LOST ? Missing Scenes From Films

 A great Carol Reed classic lost  

The altered USA release of 'The Stars Look Down' persists as the currently available version with drastic cuts and alternate begining and ending...

'The Stars Look Down'' (1939)

The missing opening scenes:

In the original UK Version, opening credits appear against documentary-style establishing shots of the pithead and the men emerging from underground and walking down towards the pit owner to begin their strike.

Original Opening Sequence Clip  (requires shockwave flash)

It is released with an "...unfortunate moralising commentary spoken by Lionel Barrymore - still persisting in current prints." However the nature of the changes to this film are much worse than this. The US version used a plain background for the main title and hectoring hyperbole voiceover that demeans the miners families as "little people" and drastic scene cuts lessen the graphic impact of the original.

The missing ending scenes:

The US cut version ends with the rising camera above the pit as the Lord's prayer is spoken after the disaster with dubbed verses of the Lord's prayer heard and a final stock shot of heavenly clouds added with a longer voiceover. 

The Stars Look Down The scenes deleted from USA version

If you have not seen this ending, then you have not seen the film. The American version added an opening and closing voice-over narration by Lionel Barrymore and changed the main and end titles, while the departing scenes and dialogue at end between Davey and his mother were cut completely. 

ORIGINAL ENDING SCENES CLIP ( requires shockwave flash)

The original UK release has the first line of the Lord's prayer heard only as the camera rises to the pitch black sky above the pit. The prayers become a muffled dirge. It then fades in to the final scenes as Davey's mother is downstairs preparing her son's packed sandwiches for his return to work at the pit. 

Davey emerges down the stairs dressed not in work clothes, but a suit. He tells his mother he is going to work for the union. "You are all I have left now..." says his mother who takes an apple and gives it to Davey for the train journey. He goes to the front door and turns back to his mother who stands impassively at the hearth.

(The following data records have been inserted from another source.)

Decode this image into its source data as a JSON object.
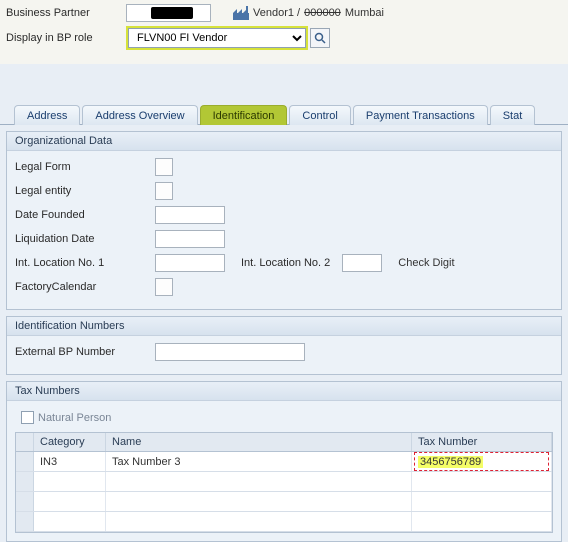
{
  "header": {
    "bp_label": "Business Partner",
    "bp_value": "",
    "vendor_prefix": "Vendor1 /",
    "vendor_code": "000000",
    "vendor_city": "Mumbai",
    "role_label": "Display in BP role",
    "role_value": "FLVN00 FI Vendor"
  },
  "tabs": {
    "address": "Address",
    "overview": "Address Overview",
    "identification": "Identification",
    "control": "Control",
    "payment": "Payment Transactions",
    "status": "Stat"
  },
  "org": {
    "title": "Organizational Data",
    "legal_form": "Legal Form",
    "legal_entity": "Legal entity",
    "date_founded": "Date Founded",
    "liquidation": "Liquidation Date",
    "loc1": "Int. Location No. 1",
    "loc2": "Int. Location No. 2",
    "check_digit": "Check Digit",
    "factory_cal": "FactoryCalendar"
  },
  "ident": {
    "title": "Identification Numbers",
    "ext_bp": "External BP Number"
  },
  "tax": {
    "title": "Tax Numbers",
    "natural_person": "Natural Person",
    "col_category": "Category",
    "col_name": "Name",
    "col_taxnum": "Tax Number",
    "rows": [
      {
        "category": "IN3",
        "name": "Tax Number 3",
        "taxnum": "3456756789"
      }
    ]
  }
}
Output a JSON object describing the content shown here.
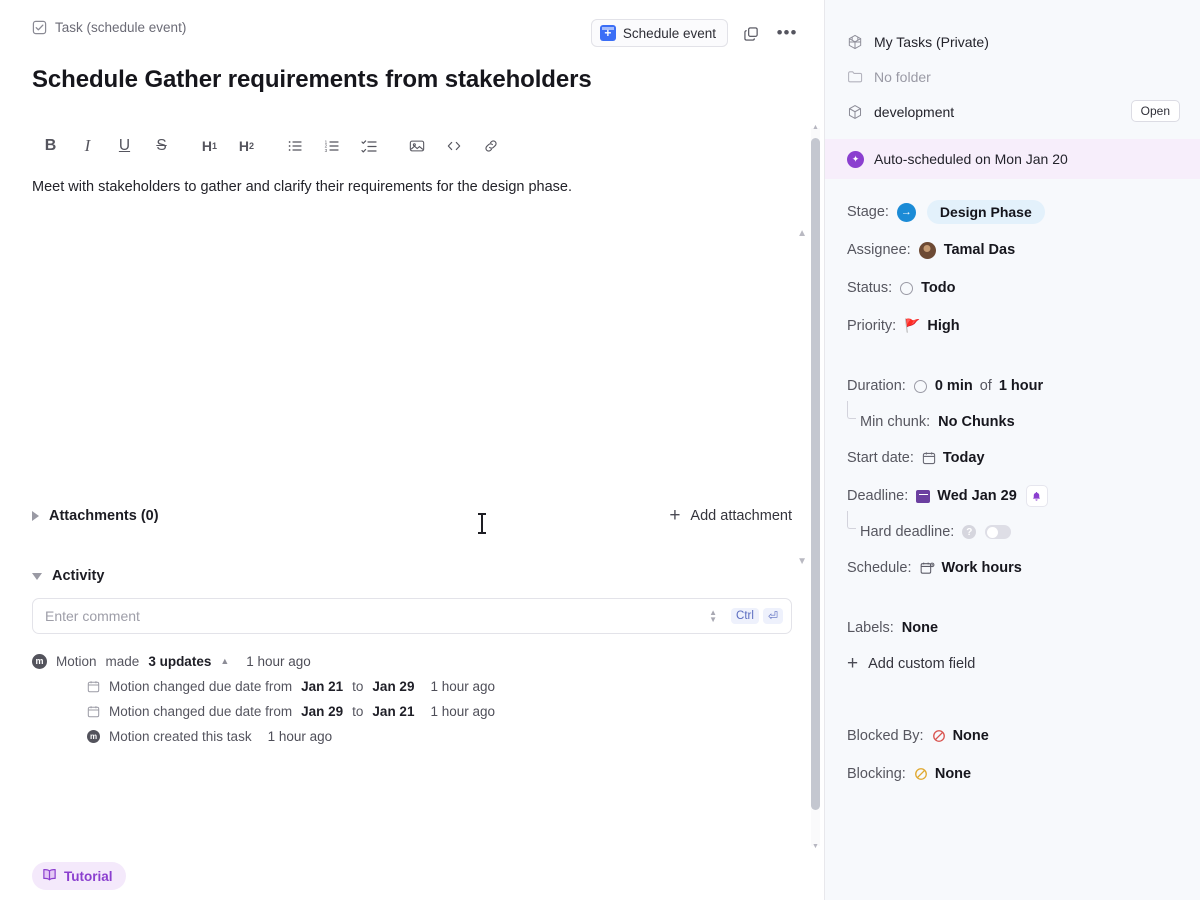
{
  "breadcrumb": {
    "label": "Task (schedule event)",
    "icon": "task-check-icon"
  },
  "topbar": {
    "schedule_event_label": "Schedule event",
    "duplicate_icon": "duplicate-icon",
    "more_icon": "more-options-icon"
  },
  "task": {
    "title": "Schedule Gather requirements from stakeholders",
    "description": "Meet with stakeholders to gather and clarify their requirements for the design phase."
  },
  "editor_toolbar": [
    {
      "name": "bold",
      "glyph": "B"
    },
    {
      "name": "italic",
      "glyph": "I"
    },
    {
      "name": "underline",
      "glyph": "U"
    },
    {
      "name": "strikethrough",
      "glyph": "S"
    },
    {
      "name": "heading-1",
      "glyph": "H1"
    },
    {
      "name": "heading-2",
      "glyph": "H2"
    },
    {
      "name": "bullet-list",
      "glyph": "list"
    },
    {
      "name": "numbered-list",
      "glyph": "ordered-list"
    },
    {
      "name": "checklist",
      "glyph": "check-list"
    },
    {
      "name": "image",
      "glyph": "image"
    },
    {
      "name": "code",
      "glyph": "</>"
    },
    {
      "name": "link",
      "glyph": "link"
    }
  ],
  "attachments": {
    "title": "Attachments (0)",
    "add_label": "Add attachment"
  },
  "activity": {
    "title": "Activity",
    "comment_placeholder": "Enter comment",
    "kbd_ctrl": "Ctrl",
    "kbd_enter": "⏎",
    "summary": {
      "author": "Motion",
      "made": "made",
      "updates": "3 updates",
      "time": "1 hour ago"
    },
    "entries": [
      {
        "icon": "calendar-icon",
        "prefix": "Motion changed due date from",
        "from": "Jan 21",
        "mid": "to",
        "to": "Jan 29",
        "time": "1 hour ago"
      },
      {
        "icon": "calendar-icon",
        "prefix": "Motion changed due date from",
        "from": "Jan 29",
        "mid": "to",
        "to": "Jan 21",
        "time": "1 hour ago"
      },
      {
        "icon": "motion-icon",
        "prefix": "Motion created this task",
        "from": "",
        "mid": "",
        "to": "",
        "time": "1 hour ago"
      }
    ]
  },
  "tutorial": {
    "label": "Tutorial",
    "icon": "book-icon"
  },
  "sidebar": {
    "workspace": {
      "label": "My Tasks (Private)",
      "icon": "workspace-cube-icon"
    },
    "folder": {
      "label": "No folder",
      "icon": "folder-icon"
    },
    "project": {
      "label": "development",
      "icon": "project-box-icon",
      "open_label": "Open"
    },
    "auto_scheduled": {
      "label": "Auto-scheduled on Mon Jan 20",
      "icon": "auto-schedule-icon"
    },
    "fields": {
      "stage": {
        "label": "Stage:",
        "value": "Design Phase",
        "icon": "stage-arrow-icon"
      },
      "assignee": {
        "label": "Assignee:",
        "value": "Tamal Das",
        "icon": "avatar"
      },
      "status": {
        "label": "Status:",
        "value": "Todo",
        "icon": "status-circle-icon"
      },
      "priority": {
        "label": "Priority:",
        "value": "High",
        "icon": "red-flag-icon"
      },
      "duration": {
        "label": "Duration:",
        "value": "0 min",
        "of": "of",
        "total": "1 hour",
        "icon": "duration-circle-icon"
      },
      "min_chunk": {
        "label": "Min chunk:",
        "value": "No Chunks"
      },
      "start_date": {
        "label": "Start date:",
        "value": "Today",
        "icon": "calendar-icon"
      },
      "deadline": {
        "label": "Deadline:",
        "value": "Wed Jan 29",
        "icon": "deadline-calendar-icon",
        "bell_icon": "bell-icon"
      },
      "hard_deadline": {
        "label": "Hard deadline:",
        "help_icon": "help-icon",
        "toggle": "off"
      },
      "schedule": {
        "label": "Schedule:",
        "value": "Work hours",
        "icon": "schedule-calendar-icon"
      },
      "labels": {
        "label": "Labels:",
        "value": "None"
      },
      "add_custom_field": {
        "label": "Add custom field",
        "icon": "plus-icon"
      },
      "blocked_by": {
        "label": "Blocked By:",
        "value": "None",
        "icon": "blocked-icon"
      },
      "blocking": {
        "label": "Blocking:",
        "value": "None",
        "icon": "blocking-icon"
      }
    }
  },
  "colors": {
    "accent_blue": "#3b6ef6",
    "purple": "#8b3fcf",
    "stage_chip_bg": "#e3f1fb",
    "sidebar_bg": "#f7f9fc",
    "banner_bg": "#f7eefb",
    "priority_red": "#e03030"
  }
}
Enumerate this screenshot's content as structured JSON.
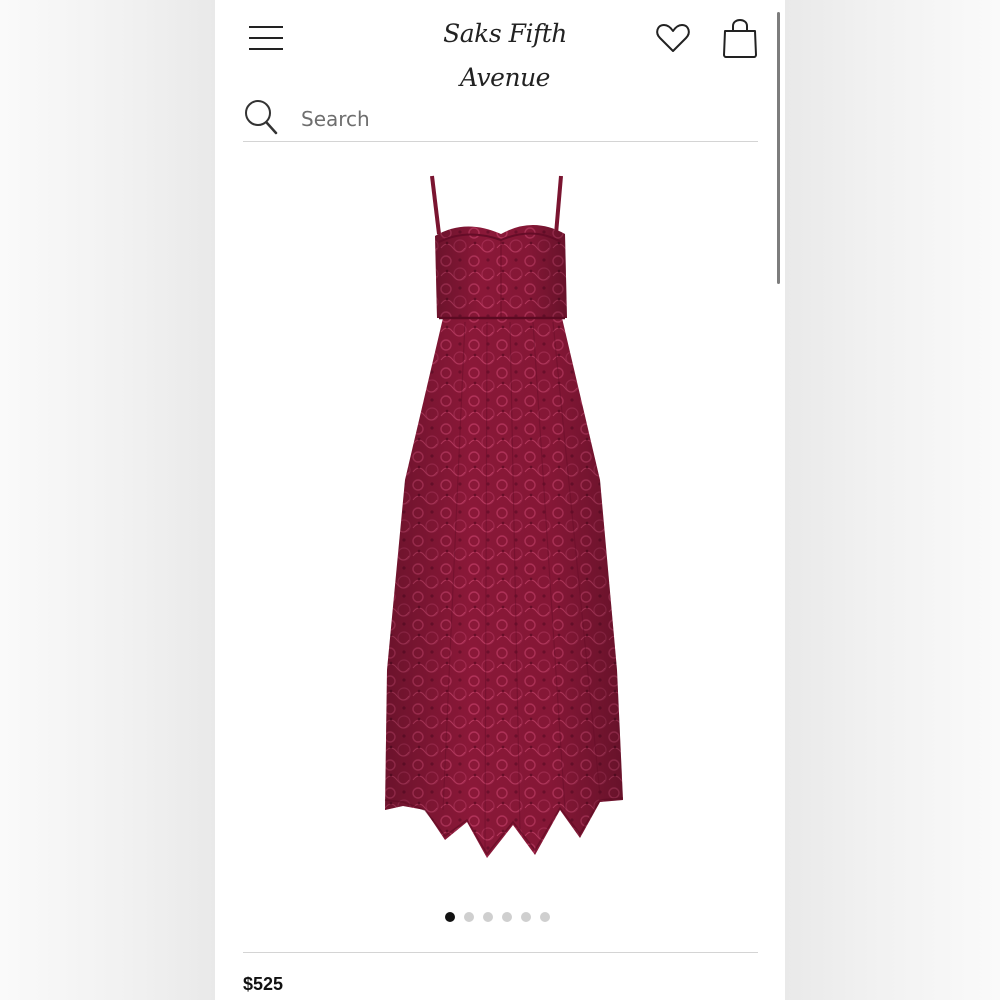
{
  "header": {
    "logo_text": "Saks Fifth Avenue",
    "menu_icon": "hamburger-menu-icon",
    "wishlist_icon": "heart-icon",
    "bag_icon": "shopping-bag-icon"
  },
  "search": {
    "placeholder": "Search",
    "value": "",
    "icon": "search-icon"
  },
  "product": {
    "image": "burgundy lace midi dress with sweetheart neckline and spaghetti straps",
    "dress_color": "#8a1838",
    "carousel": {
      "total": 6,
      "active_index": 1
    },
    "price": "$525"
  }
}
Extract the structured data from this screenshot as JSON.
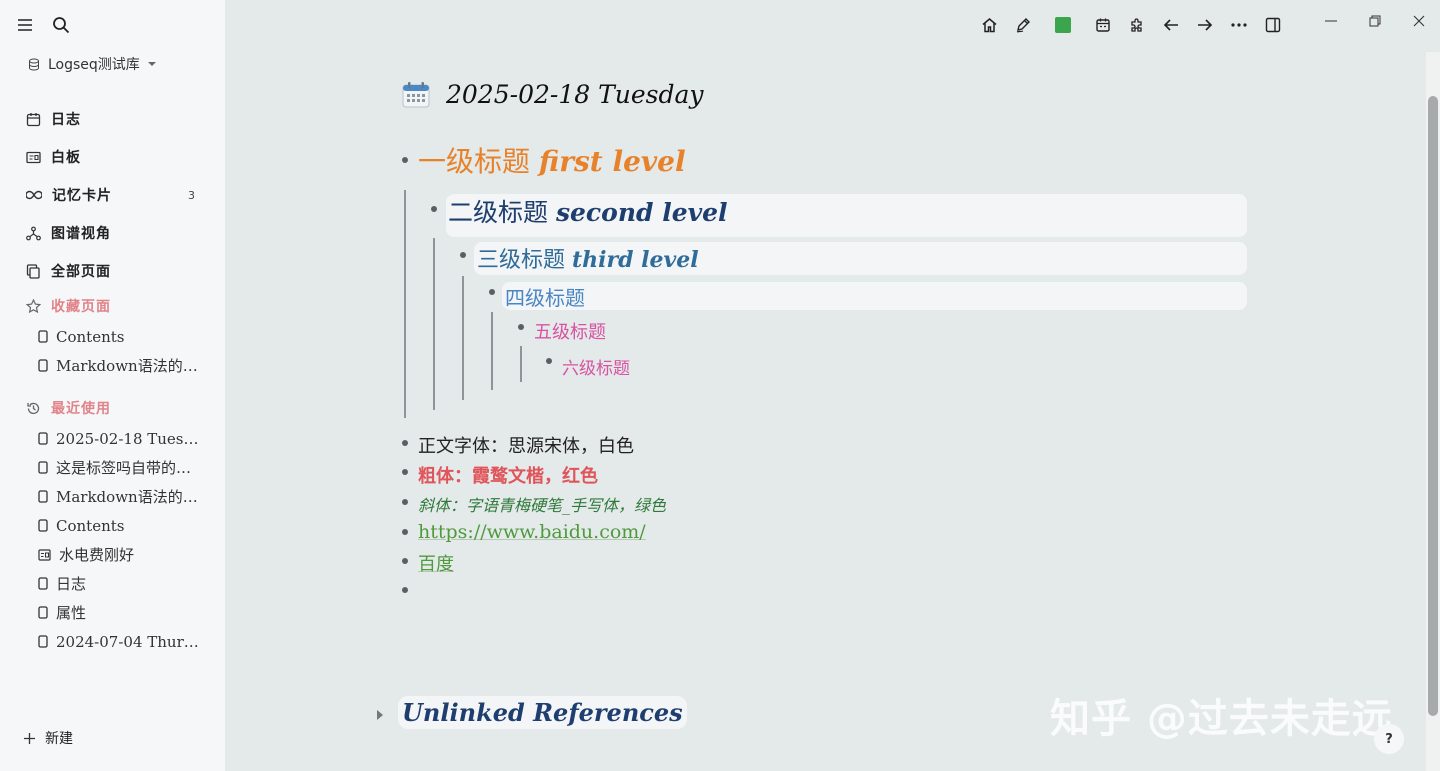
{
  "sidebar": {
    "graph_name": "Logseq测试库",
    "nav": [
      {
        "label": "日志",
        "icon": "calendar-icon"
      },
      {
        "label": "白板",
        "icon": "whiteboard-icon"
      },
      {
        "label": "记忆卡片",
        "icon": "infinity-icon",
        "count": "3"
      },
      {
        "label": "图谱视角",
        "icon": "graph-icon"
      },
      {
        "label": "全部页面",
        "icon": "pages-icon"
      }
    ],
    "favorites_title": "收藏页面",
    "favorites": [
      "Contents",
      "Markdown语法的…"
    ],
    "recent_title": "最近使用",
    "recent": [
      "2025-02-18 Tuesday",
      "这是标签吗自带的…",
      "Markdown语法的…",
      "Contents",
      "水电费刚好",
      "日志",
      "属性",
      "2024-07-04 Thurs…"
    ],
    "new_label": "新建"
  },
  "page": {
    "title": "2025-02-18 Tuesday",
    "h1_cn": "一级标题 ",
    "h1_en": "first level",
    "h2_cn": "二级标题 ",
    "h2_en": "second level",
    "h3_cn": "三级标题 ",
    "h3_en": "third level",
    "h4": "四级标题",
    "h5": "五级标题",
    "h6": "六级标题",
    "normal": "正文字体：思源宋体，白色",
    "bold": "粗体：霞鹜文楷，红色",
    "italic": "斜体：字语青梅硬笔_手写体，绿色",
    "link": "https://www.baidu.com/",
    "link2": "百度",
    "unlinked": "Unlinked References"
  },
  "watermark": "知乎 @过去未走远",
  "help": "?",
  "colors": {
    "accent": "#e0848a",
    "h1": "#e8822a",
    "h2": "#1f3e70",
    "link": "#4f9a3d",
    "bold": "#e0555a"
  }
}
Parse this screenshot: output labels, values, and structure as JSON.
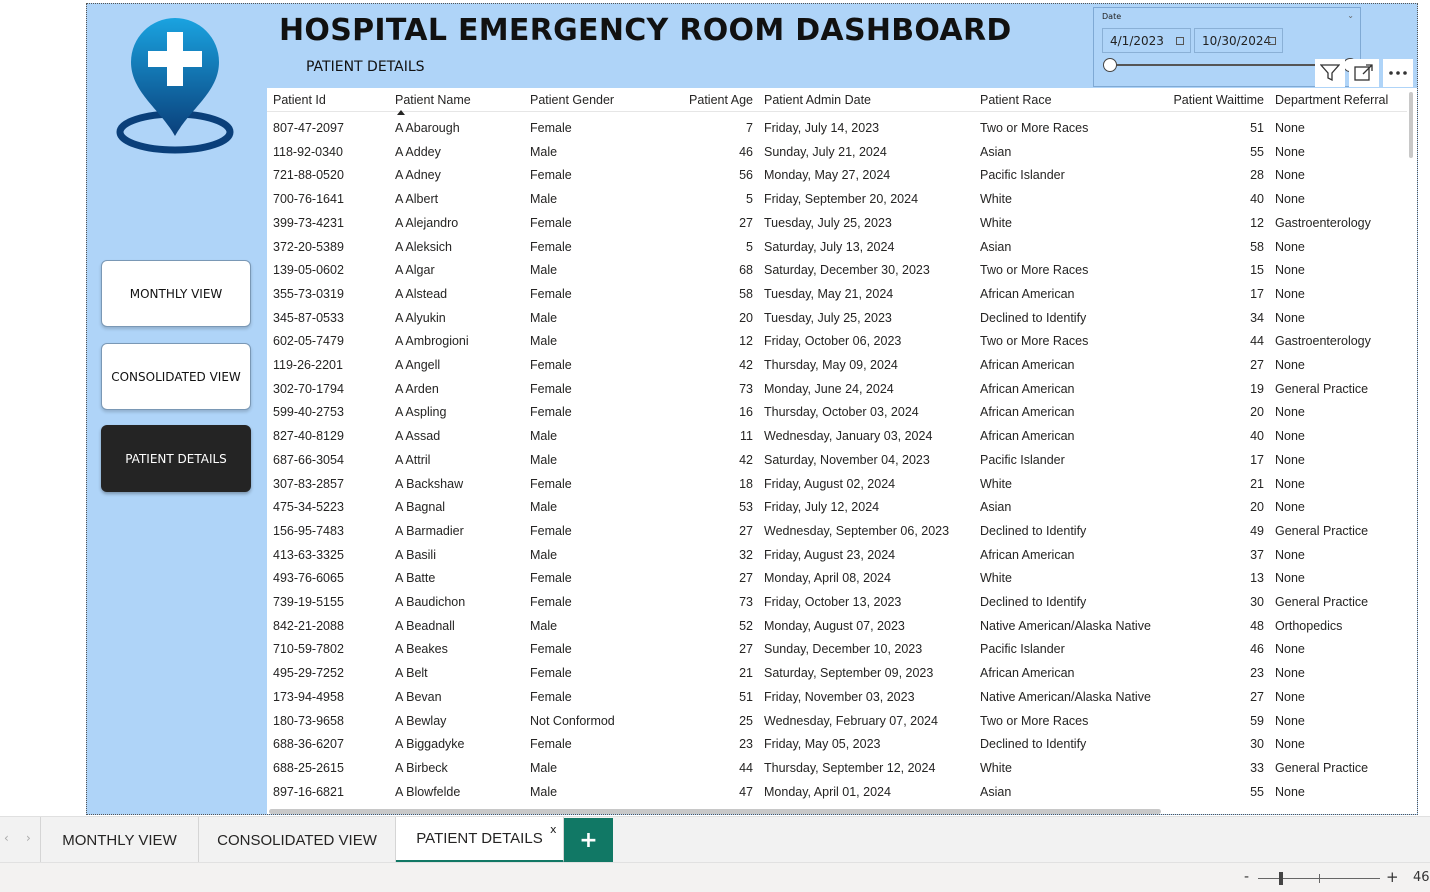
{
  "header": {
    "title": "HOSPITAL EMERGENCY ROOM DASHBOARD",
    "subtitle": "PATIENT DETAILS"
  },
  "nav_buttons": {
    "monthly": "MONTHLY VIEW",
    "consolidated": "CONSOLIDATED VIEW",
    "patient_details": "PATIENT DETAILS"
  },
  "date_slicer": {
    "label": "Date",
    "start": "4/1/2023",
    "end": "10/30/2024",
    "range_start_fraction": 0,
    "range_end_fraction": 1
  },
  "visual_header_icons": [
    "filter-icon",
    "focus-mode-icon",
    "more-options-icon"
  ],
  "table": {
    "columns": [
      "Patient Id",
      "Patient Name",
      "Patient Gender",
      "Patient Age",
      "Patient Admin Date",
      "Patient Race",
      "Patient Waittime",
      "Department Referral"
    ],
    "sorted_column": "Patient Name",
    "rows": [
      [
        "807-47-2097",
        "A Abarough",
        "Female",
        "7",
        "Friday, July 14, 2023",
        "Two or More Races",
        "51",
        "None"
      ],
      [
        "118-92-0340",
        "A Addey",
        "Male",
        "46",
        "Sunday, July 21, 2024",
        "Asian",
        "55",
        "None"
      ],
      [
        "721-88-0520",
        "A Adney",
        "Female",
        "56",
        "Monday, May 27, 2024",
        "Pacific Islander",
        "28",
        "None"
      ],
      [
        "700-76-1641",
        "A Albert",
        "Male",
        "5",
        "Friday, September 20, 2024",
        "White",
        "40",
        "None"
      ],
      [
        "399-73-4231",
        "A Alejandro",
        "Female",
        "27",
        "Tuesday, July 25, 2023",
        "White",
        "12",
        "Gastroenterology"
      ],
      [
        "372-20-5389",
        "A Aleksich",
        "Female",
        "5",
        "Saturday, July 13, 2024",
        "Asian",
        "58",
        "None"
      ],
      [
        "139-05-0602",
        "A Algar",
        "Male",
        "68",
        "Saturday, December 30, 2023",
        "Two or More Races",
        "15",
        "None"
      ],
      [
        "355-73-0319",
        "A Alstead",
        "Female",
        "58",
        "Tuesday, May 21, 2024",
        "African American",
        "17",
        "None"
      ],
      [
        "345-87-0533",
        "A Alyukin",
        "Male",
        "20",
        "Tuesday, July 25, 2023",
        "Declined to Identify",
        "34",
        "None"
      ],
      [
        "602-05-7479",
        "A Ambrogioni",
        "Male",
        "12",
        "Friday, October 06, 2023",
        "Two or More Races",
        "44",
        "Gastroenterology"
      ],
      [
        "119-26-2201",
        "A Angell",
        "Female",
        "42",
        "Thursday, May 09, 2024",
        "African American",
        "27",
        "None"
      ],
      [
        "302-70-1794",
        "A Arden",
        "Female",
        "73",
        "Monday, June 24, 2024",
        "African American",
        "19",
        "General Practice"
      ],
      [
        "599-40-2753",
        "A Aspling",
        "Female",
        "16",
        "Thursday, October 03, 2024",
        "African American",
        "20",
        "None"
      ],
      [
        "827-40-8129",
        "A Assad",
        "Male",
        "11",
        "Wednesday, January 03, 2024",
        "African American",
        "40",
        "None"
      ],
      [
        "687-66-3054",
        "A Attril",
        "Male",
        "42",
        "Saturday, November 04, 2023",
        "Pacific Islander",
        "17",
        "None"
      ],
      [
        "307-83-2857",
        "A Backshaw",
        "Female",
        "18",
        "Friday, August 02, 2024",
        "White",
        "21",
        "None"
      ],
      [
        "475-34-5223",
        "A Bagnal",
        "Male",
        "53",
        "Friday, July 12, 2024",
        "Asian",
        "20",
        "None"
      ],
      [
        "156-95-7483",
        "A Barmadier",
        "Female",
        "27",
        "Wednesday, September 06, 2023",
        "Declined to Identify",
        "49",
        "General Practice"
      ],
      [
        "413-63-3325",
        "A Basili",
        "Male",
        "32",
        "Friday, August 23, 2024",
        "African American",
        "37",
        "None"
      ],
      [
        "493-76-6065",
        "A Batte",
        "Female",
        "27",
        "Monday, April 08, 2024",
        "White",
        "13",
        "None"
      ],
      [
        "739-19-5155",
        "A Baudichon",
        "Female",
        "73",
        "Friday, October 13, 2023",
        "Declined to Identify",
        "30",
        "General Practice"
      ],
      [
        "842-21-2088",
        "A Beadnall",
        "Male",
        "52",
        "Monday, August 07, 2023",
        "Native American/Alaska Native",
        "48",
        "Orthopedics"
      ],
      [
        "710-59-7802",
        "A Beakes",
        "Female",
        "27",
        "Sunday, December 10, 2023",
        "Pacific Islander",
        "46",
        "None"
      ],
      [
        "495-29-7252",
        "A Belt",
        "Female",
        "21",
        "Saturday, September 09, 2023",
        "African American",
        "23",
        "None"
      ],
      [
        "173-94-4958",
        "A Bevan",
        "Female",
        "51",
        "Friday, November 03, 2023",
        "Native American/Alaska Native",
        "27",
        "None"
      ],
      [
        "180-73-9658",
        "A Bewlay",
        "Not Conformod",
        "25",
        "Wednesday, February 07, 2024",
        "Two or More Races",
        "59",
        "None"
      ],
      [
        "688-36-6207",
        "A Biggadyke",
        "Female",
        "23",
        "Friday, May 05, 2023",
        "Declined to Identify",
        "30",
        "None"
      ],
      [
        "688-25-2615",
        "A Birbeck",
        "Male",
        "44",
        "Thursday, September 12, 2024",
        "White",
        "33",
        "General Practice"
      ],
      [
        "897-16-6821",
        "A Blowfelde",
        "Male",
        "47",
        "Monday, April 01, 2024",
        "Asian",
        "55",
        "None"
      ]
    ]
  },
  "page_tabs": {
    "tab1": "MONTHLY VIEW",
    "tab2": "CONSOLIDATED VIEW",
    "tab3": "PATIENT DETAILS",
    "close": "x",
    "add": "+"
  },
  "status_bar": {
    "zoom_minus": "-",
    "zoom_plus": "+",
    "zoom_value": "46"
  },
  "colors": {
    "canvas_bg": "#afd4f8",
    "active_button_bg": "#242424",
    "accent_green": "#117865",
    "logo_blue": "#0d7fc4"
  }
}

The final shot is an exterior of the cottage with Davey leaving while his mother is watching framed closely in the window. Her shoulders droop in a sigh of resignation and it dissolves quickly to the end credits.

From news report of Friday 18 January 2013

"...has been charged with four counts of gross negligence manslaughter and colliery owner.............. has also been summonsed to answer four counts of corporate manslaughter. Crown Prosecution Service deputy head of special crime ..............said Mr Breslin, Mr Hill, Mr Jenkins and Mr Powell lost their lives when the mine was engulfed by an "enormous inrush" of water. He added: "It is estimated that, in around three minutes, more than half a million gallons of water entered the section of the mine in which the men were working. "........... was employed as mine manager ................ and it is alleged he caused the deaths of four miners by mining into old, flooded mine workings in breach of health and safety regulations. "The CPS has now carefully considered all the available evidence in this case, including detailed expert evidence. "We have concluded it is in the public interest to charge the mine manager...."


Re: 'The Stars Look Down': is there a complete UK print of this? You managed to get the missing sections from somewhere. English films have been ignored too much.


Hello Robert,

Yes, I have the complete 'Stars Look Down' on 16mm an original print date coded 1939.

I had no idea that the begining and ending was lost until I watched it and realised that this contemporary print was drastically different to the version I was familiar with from regional film theatre and TV showings over the years.

I never liked the ending where the mining community drop to their knees and pious hymn singing, heavenly choir, hyperbole voice-over, and clouds.

I was able to recover the BBFC 'Stars Look Down' censor title and 'Grand National' intro from an old reel of projectionist's off cuts. It seems even
the reviewer writing his story synopsis for the British Film Institute catalogue is describing the cut version and believes the added voice-over to be the only alteration. Hopefully the National Film Archive holds the original version but unless someone knows the differences then any film can become 'lost' in this way.